Commentary

Federal Mortgage Scheme Is Boon For Bankers

By Stephen Moore
This article originally appeared in the Investor’s Busines Daily.

A vote in Congress this week could expand greatly the lending power of the Federal Housing Administration. Supporters say government-subsidized mortgages help low- and mid-income home buyers. But the real winners will be mortgage bankers and real estate agents.

An amendment to the housing appropriations bill would lower FHA down-payment terms for upper-income home buyers. This is privatization in reverse. It would move more affluent home buyers out of the private insurance market and under the umbrella of government mortgage protection.

In many ways, the FHA is to the housing industry what Medicare and Medicaid are to health care: the 800-pound gorilla that is slowly trying to squeeze private competitors out of the marketplace.

From its inception during the New Deal, the FHA was meant to help first-time and moderate-income home buyers. Higher-income buyers, if they need insurance at all, can afford unsubsidized private mortgage coverage. If they can’t afford the insurance on the home without a taxpayer subsidy, they probably shouldn’t be buying a house in the first place.

But recently, the FHA has moved aggressively into upscale housing markets. Thanks to relentless pressure from the housing lobby, Congress now allows the FHA to insure mortgages of up to $160,950 in pricey areas like New York and California, up from $67,500 in 1980.

The Clinton administration and the FHA’s housing industry supporters want to lift the cap to well over $200,000. How many low- or moderate-income families can afford a $200,000 house? Since there is no income test to qualify for an FHA subsidy, technically even Michael Jordan could get an FHA-insured loan.


In many ways, the FHA is nothing more than corporate welfare masquerading as a low-income support program.


In fact a shrinking share of FHA’s customers are low-income home buyers in depressed areas —the agency’s intended clientele. A Federal Reserve Board study found that only 18% of FHA loan applications in 1993 were for homes in low- or moderate-income census tracts.

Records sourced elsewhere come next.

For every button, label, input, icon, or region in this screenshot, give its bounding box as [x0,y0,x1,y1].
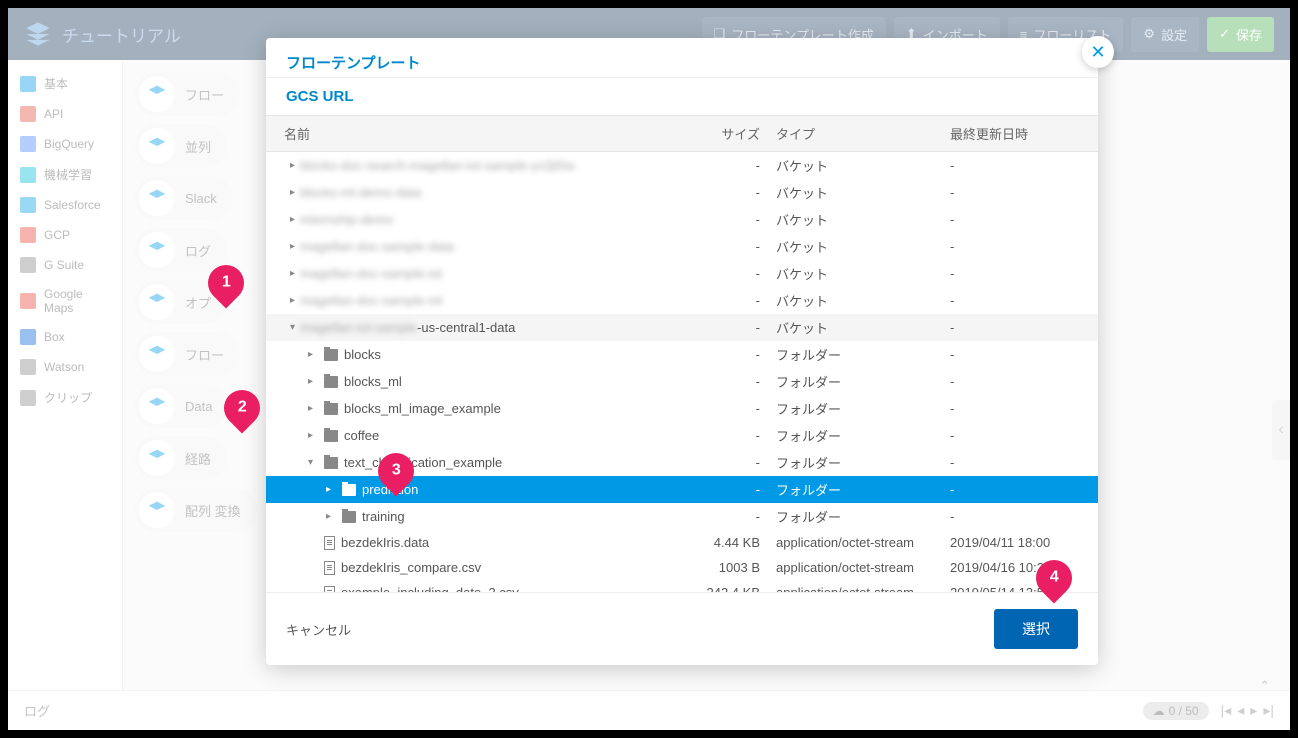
modal-footer: キャンセル 選択 [266,592,1098,665]
tree-row[interactable]: ▸internship-demo-バケット- [266,206,1098,233]
close-icon[interactable]: ✕ [1082,36,1114,68]
tree-row[interactable]: ▸magellan-doc-sample-ml-バケット- [266,287,1098,314]
file-tree: ▸blocks-doc-search-magellan-iot-sample-y… [266,152,1098,592]
gcs-url-modal: ✕ フローテンプレート GCS URL 名前 サイズ タイプ 最終更新日時 ▸b… [266,38,1098,665]
tree-row[interactable]: ▸magellan-doc-sample-data-バケット- [266,233,1098,260]
modal-header: フローテンプレート [266,38,1098,77]
col-type-header: タイプ [760,124,950,143]
tree-row[interactable]: ▾magellan-iot-sample-us-central1-data-バケ… [266,314,1098,341]
tree-row[interactable]: ▸blocks_ml-フォルダー- [266,368,1098,395]
tree-row[interactable]: ▸training-フォルダー- [266,503,1098,530]
col-date-header: 最終更新日時 [950,124,1080,143]
table-header: 名前 サイズ タイプ 最終更新日時 [266,115,1098,152]
col-size-header: サイズ [680,124,760,143]
tree-row[interactable]: bezdekIris.data4.44 KBapplication/octet-… [266,530,1098,555]
tree-row[interactable]: ▸blocks-フォルダー- [266,341,1098,368]
tree-row[interactable]: ▸blocks_ml_image_example-フォルダー- [266,395,1098,422]
marker-4: 4 [1036,560,1072,604]
tree-row[interactable]: ▸blocks-ml-demo-data-バケット- [266,179,1098,206]
marker-2: 2 [224,390,260,434]
col-name-header: 名前 [284,124,680,143]
select-button[interactable]: 選択 [994,609,1078,649]
marker-1: 1 [208,265,244,309]
marker-3: 3 [378,453,414,497]
modal-title: GCS URL [266,77,1098,115]
tree-row[interactable]: ▸coffee-フォルダー- [266,422,1098,449]
tree-row[interactable]: example_including_date_2.csv242.4 KBappl… [266,580,1098,592]
tree-row[interactable]: ▸blocks-doc-search-magellan-iot-sample-y… [266,152,1098,179]
tree-row[interactable]: ▸magellan-doc-sample-iot-バケット- [266,260,1098,287]
tree-row[interactable]: bezdekIris_compare.csv1003 Bapplication/… [266,555,1098,580]
cancel-button[interactable]: キャンセル [286,620,351,639]
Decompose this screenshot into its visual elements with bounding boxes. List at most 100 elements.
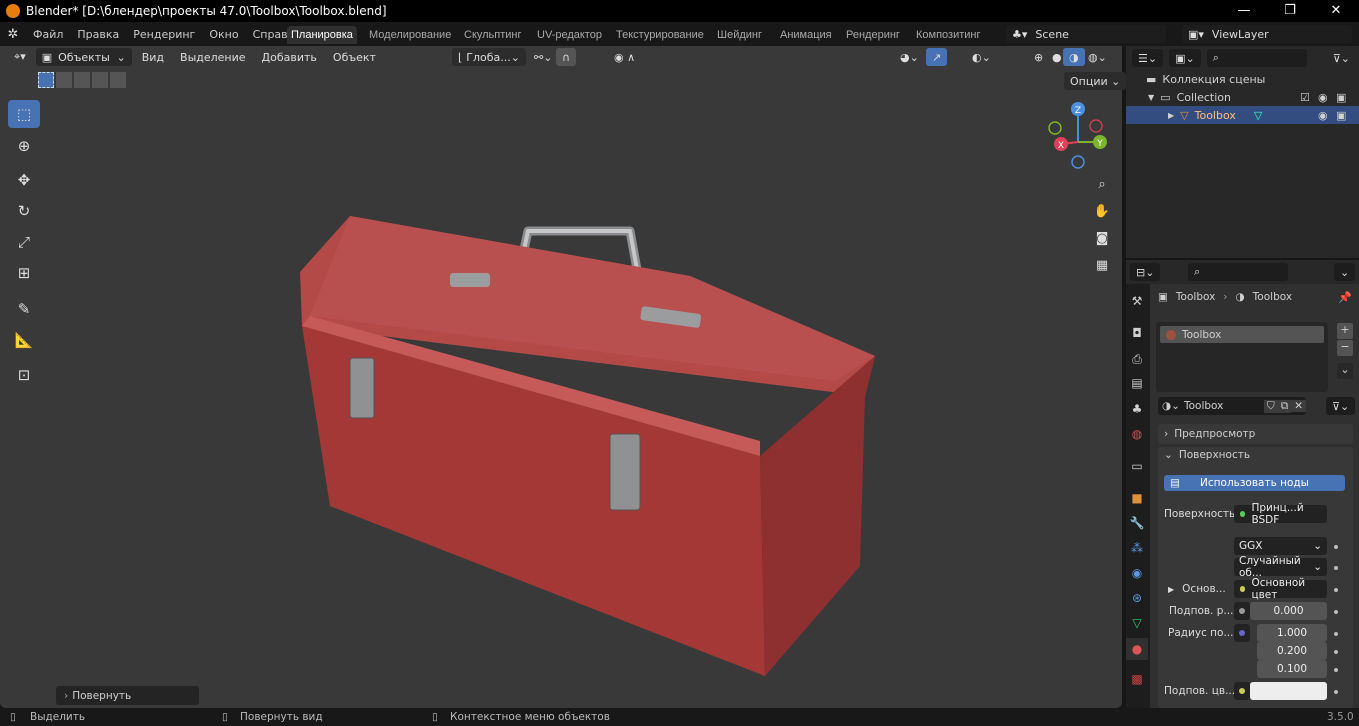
scene-tab-icon[interactable]: ♣ xyxy=(1126,398,1148,420)
tab-compositing[interactable]: Композитинг xyxy=(912,26,985,44)
tab-rendering[interactable]: Рендеринг xyxy=(842,26,904,44)
tab-texture-paint[interactable]: Текстурирование xyxy=(612,26,708,44)
options-dropdown[interactable]: Опции ⌄ xyxy=(1064,72,1127,90)
keyframe-dot-icon[interactable] xyxy=(1334,545,1338,549)
collection-tab-icon[interactable]: ▭ xyxy=(1126,455,1148,477)
menu-view[interactable]: Вид xyxy=(136,48,170,66)
radius-z-field[interactable]: 0.100 xyxy=(1257,660,1327,678)
pan-hand-icon[interactable]: ✋ xyxy=(1090,199,1114,223)
mode-selector[interactable]: ▣ Объекты ⌄ xyxy=(35,48,132,66)
particles-tab-icon[interactable]: ⁂ xyxy=(1126,537,1148,559)
scene-selector[interactable]: ♣▾ Scene xyxy=(1006,25,1166,43)
keyframe-dot-icon[interactable] xyxy=(1334,668,1338,672)
subsurface-color-swatch[interactable] xyxy=(1250,682,1327,700)
texture-tab-icon[interactable]: ▩ xyxy=(1126,668,1148,690)
material-browse-icon[interactable]: ◑⌄ xyxy=(1158,400,1184,412)
outliner-scene-collection[interactable]: ▬ Коллекция сцены xyxy=(1126,70,1359,88)
overlay-icon[interactable]: ◐⌄ xyxy=(966,48,997,66)
menu-file[interactable]: Файл xyxy=(26,28,70,41)
tab-modeling[interactable]: Моделирование xyxy=(365,26,455,44)
display-mode-icon[interactable]: ▣⌄ xyxy=(1169,49,1201,67)
remove-slot-button[interactable]: − xyxy=(1337,340,1353,356)
select-new-icon[interactable] xyxy=(38,72,54,88)
constraints-tab-icon[interactable]: ⊛ xyxy=(1126,587,1148,609)
panel-surface-header[interactable]: ⌄ Поверхность xyxy=(1164,449,1250,461)
keyframe-dot-icon[interactable] xyxy=(1334,610,1338,614)
subsurface-value-field[interactable]: 0.000 xyxy=(1250,602,1327,620)
outliner-collection[interactable]: ▼ ▭ Collection ☑ ◉ ▣ xyxy=(1126,88,1359,106)
add-cube-tool-icon[interactable]: ⊡ xyxy=(8,361,40,389)
checkbox-icon[interactable]: ☑ xyxy=(1300,91,1310,104)
scale-tool-icon[interactable]: ⤢ xyxy=(8,228,40,256)
eye-icon[interactable]: ◉ xyxy=(1318,109,1328,122)
tab-uv-editing[interactable]: UV-редактор xyxy=(533,26,606,44)
transform-tool-icon[interactable]: ⊞ xyxy=(8,259,40,287)
fake-user-icon[interactable]: ⛉ xyxy=(1263,399,1278,413)
outliner-search-input[interactable]: ⌕ xyxy=(1206,49,1307,67)
gizmo-icon[interactable]: ↗ xyxy=(926,48,948,66)
move-tool-icon[interactable]: ✥ xyxy=(8,166,40,194)
minimize-button[interactable]: — xyxy=(1221,0,1267,22)
last-operator-panel[interactable]: › Повернуть xyxy=(56,686,199,705)
filter-icon[interactable]: ⊽⌄ xyxy=(1327,49,1356,67)
transform-orientation[interactable]: ⌊ Глоба... ⌄ xyxy=(452,48,526,66)
select-box-tool-icon[interactable]: ⬚ xyxy=(8,100,40,128)
unlink-icon[interactable]: ✕ xyxy=(1291,400,1306,412)
subsurface-color-socket[interactable] xyxy=(1234,682,1250,700)
camera-render-icon[interactable]: ▣ xyxy=(1336,91,1346,104)
select-subtract-icon[interactable] xyxy=(74,72,90,88)
material-slot-item[interactable]: Toolbox xyxy=(1160,326,1324,343)
perspective-grid-icon[interactable]: ▦ xyxy=(1090,253,1114,277)
object-tab-icon[interactable]: ■ xyxy=(1126,487,1148,509)
select-intersect-icon[interactable] xyxy=(110,72,126,88)
material-name-field[interactable]: Toolbox xyxy=(1184,400,1223,412)
surface-shader-field[interactable]: Принц...й BSDF xyxy=(1234,502,1327,526)
subsurface-method-dropdown[interactable]: Случайный об... ⌄ xyxy=(1234,555,1327,579)
outliner-editor-type-icon[interactable]: ☰⌄ xyxy=(1132,49,1164,67)
menu-select[interactable]: Выделение xyxy=(174,48,252,66)
material-datablock[interactable]: ◑⌄ Toolbox ⛉ ⧉ ✕ xyxy=(1158,397,1306,415)
select-invert-icon[interactable] xyxy=(92,72,108,88)
properties-options-icon[interactable]: ⌄ xyxy=(1334,263,1356,281)
view-layer-tab-icon[interactable]: ▤ xyxy=(1126,372,1148,394)
radius-socket[interactable] xyxy=(1234,624,1250,642)
maximize-button[interactable]: ❐ xyxy=(1267,0,1313,22)
distribution-dropdown[interactable]: GGX ⌄ xyxy=(1234,537,1327,555)
view-layer-selector[interactable]: ▣▾ ViewLayer xyxy=(1182,25,1352,43)
zoom-icon[interactable]: ⌕ xyxy=(1090,172,1114,196)
eye-icon[interactable]: ◉ xyxy=(1318,91,1328,104)
keyframe-dot-icon[interactable] xyxy=(1334,632,1338,636)
base-color-row[interactable]: ▶ Основ... xyxy=(1168,583,1226,595)
shading-rendered-icon[interactable]: ◍⌄ xyxy=(1082,48,1113,66)
properties-search-input[interactable]: ⌕ xyxy=(1188,263,1288,281)
keyframe-dot-icon[interactable] xyxy=(1334,690,1338,694)
blender-menu-icon[interactable]: ✲ xyxy=(0,27,26,42)
link-type-icon[interactable]: ⊽⌄ xyxy=(1326,397,1356,415)
camera-icon[interactable]: ◙ xyxy=(1090,226,1114,250)
navigation-gizmo[interactable]: Z Y X xyxy=(1040,100,1120,176)
tab-sculpting[interactable]: Скульптинг xyxy=(460,26,526,44)
visibility-icon[interactable]: ◕⌄ xyxy=(894,48,925,66)
tab-layout[interactable]: Планировка xyxy=(287,26,357,44)
slot-specials-button[interactable]: ⌄ xyxy=(1337,363,1353,379)
properties-editor-type-icon[interactable]: ⊟⌄ xyxy=(1130,263,1161,281)
close-button[interactable]: ✕ xyxy=(1313,0,1359,22)
keyframe-dot-icon[interactable] xyxy=(1334,566,1338,570)
modifier-tab-icon[interactable]: 🔧 xyxy=(1126,512,1148,534)
tab-animation[interactable]: Анимация xyxy=(776,26,836,44)
keyframe-dot-icon[interactable] xyxy=(1334,588,1338,592)
snap-icon[interactable]: ∩ xyxy=(556,48,577,66)
radius-y-field[interactable]: 0.200 xyxy=(1257,642,1327,660)
pivot-icon[interactable]: ⚯⌄ xyxy=(528,48,558,66)
add-slot-button[interactable]: + xyxy=(1337,323,1353,339)
3d-viewport[interactable]: ⌖▾ ▣ Объекты ⌄ Вид Выделение Добавить Объе… xyxy=(0,46,1127,708)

The most objectionable part of raising the FHA limit is the added risk. For the FHA to expand its customer base to include more high-income home buyers, it would have to offer cut-rate down payment requirements; that would raise its losses and the odds of a taxpayer bailout. Almost every mortgage finance study shows that the lower the down payment, the greater the risk of default.

As it is, the FHA’s down-payment terms are far less stringent than private-sector standards. The median down payment for an FHA loan is 4% of the home price — about half the industry standard. And because buyers may finance the upfront mortgage insurance premium on many FHA insured-homes, the loan amount can actually exceed the home’s value.

This creates the perverse incentive for a financially troubled family to abandon the home rather than sell it.

Thanks to the strong economy, the FHA is in the black today. But in the mid-’80s it appeared healthy as well. Then, in 1988, the balloon burst. Because of shoddy underwriting standards and a minicrash in real estate, the FHA lost $1.4 billion. Now the potential taxpayer liability is more than twice what it was in ‘88.

Why are real estate agents and mortgage bankers pushing Congress to allow the FHA to serve wealthier home buyers? Because they make more money (about 22 basis points more per loan) on FHA-insured loans than conventional ones. And they make a bigger profit on a home costing $200.000 than on one costing $70,000.

In many ways, the FHA is nothing more than corporate welfare masquerading as a low-income support program.

Congress should be tightening FHA’s underwriting standards, not relaxing them. The down-payment requirements should be raised to meet private-sector standards. The mortgage limit should be lowered. And there should be an income test so that the FHA is truly bound to aid moderate-income home buyers. But ultimately, after 60 years of government ownership, this Depression-era program should be privatized.

Stephen Moore is director of fiscal policy studies at the Cato Institute.